L'entretien ci-dessous est extrait du livre de poche édité par
Alternatives Economiques en février 2012.
Le modèle énergétique français est caractérisé par une forte
centralisation, liée au poids du nucléaire. Or répondre aux enjeux posés par le
dérèglement climatique impose de mettre en place un système décentralisé,
impliquant davantage les collectivités, mais aussi les citoyens.
* Pourquoi l'énergie est-elle restée une compétence nationale au
sein de l'Union européenne ?
En effet, bien que l'environnement relève de plus en plus d'une compétence
européenne ou régionale, il n'y a jamais eu, dans les traités, un octroi de
compétence à la Commission européenne en matière énergétique. Il s'agit bien
d'un domaine de compétence régalien national. En France, accepter de faire de
l'énergie une compétence européenne de droit revenait à mettre les choix
nucléaires en débat. Or l'Etat n'a jamais accordé de véritable pouvoir
sur ce sujet aux collectivités territoriales. L'énergie est un domaine où lui
seul décide, par exemple de l'implantation d'un réacteur
nucléaire.
Cette tradition date de la Libération et de la mise en place en 1945
de monopoles publics, EDF-GDF et Charbonnages de France. Elle a toutefois été
renforcée dans les années 1970 avec le nucléaire, une énergie qui ne se
développe qu'au sein des pays ayant un pouvoir centralisé. Dans un cadre
institutionnel décentralisé, les programmes nucléaires sont en effet aussitôt
bloqués par les collectivités locales sous la pression populaire.
Mais, depuis le début des années 1990, la Commission européenne a remis en
cause, au nom de la concurrence, les monopoles publics d'Etat. Elle a obtenu la
libéralisation du marché de l'électricité et du gaz. Par le droit de la
concurrence, elle a donc réussi à remodeler complètement le secteur énergétique
européen. Aujourd'hui, le modèle énergétique décentralisé allemand domine en
Europe et a été adopté notamment par l'Espagne, l'Italie, la Belgique…

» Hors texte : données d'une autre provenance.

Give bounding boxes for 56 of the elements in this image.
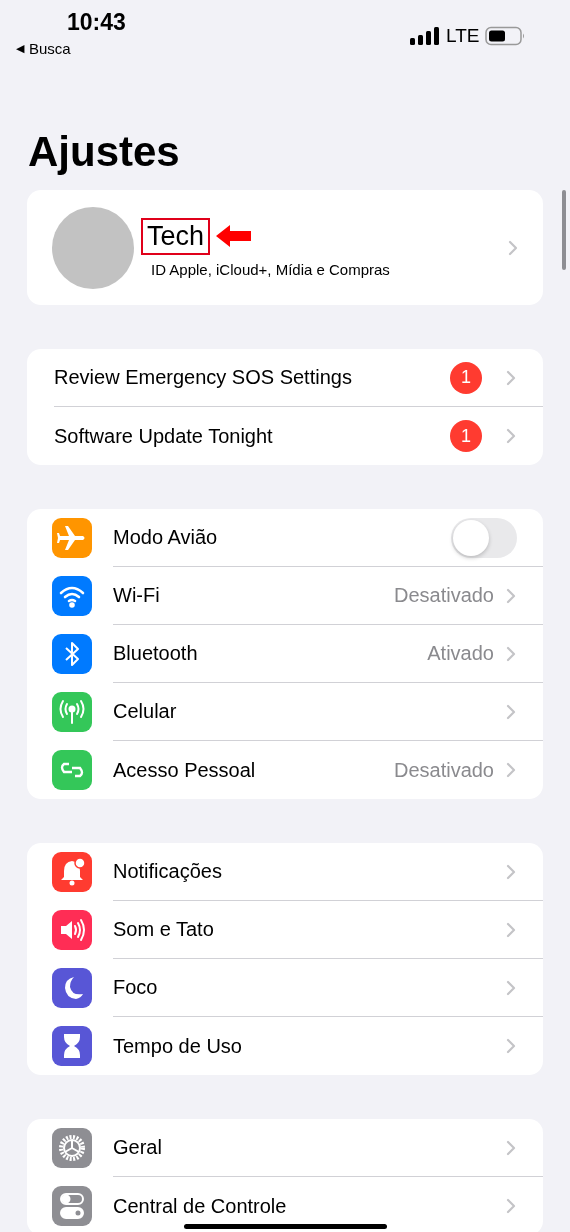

La Commission a par ailleurs une compétence, au titre de l'environnement,
sur les questions relatives au climat. C'est l'Europe qui négocie dans le cadre
des conférences des Nations unies et non pas chacun des 27 Etats membres. De
facto, le paquet climat-énergie, adopté en décembre 2009 par le Conseil
européen, fixe ainsi des objectifs d'efficacité énergétique, de réduction
d'émissions de gaz à effet de serre et de parts de marché des énergies
renouvelables. Malgré le vide juridique, l'Europe a donc réussi à prendre
fortement position sur l'énergie.
Une allégorie explique bien les enjeux actuels : nous sommes en
face d'un conflit titanesque entre un monde des pastèques et un monde des
myrtilles. Le monde des pastèques, c'est le monde des grandes
multinationales, des grandes entreprises, des Etats forts. De l'autre côté,
celui des myrtilles est fait de plein de petites choses. Or les économies
d'énergie se réalisent forcément en mettant bout à bout une multitude de
petites choses. Contrairement à la France, l'Allemagne fonctionne d'une manière
très forte par la subsidiarité en mobilisant les acteurs en présence. La
question du changement climatique ne peut être résolue autrement.
La moitié des émissions de gaz à effet de serre est en effet issue
des ménages privés, par leur choix de chauffage, d'isolation, d'alimentation,
bref par leurs comportements. Pour répondre aux objectifs environnementaux, il
est donc nécessaire de transformer les habitudes d'un nombre considérable
d'acteurs. Une stratégie centralisée ne peut y parvenir.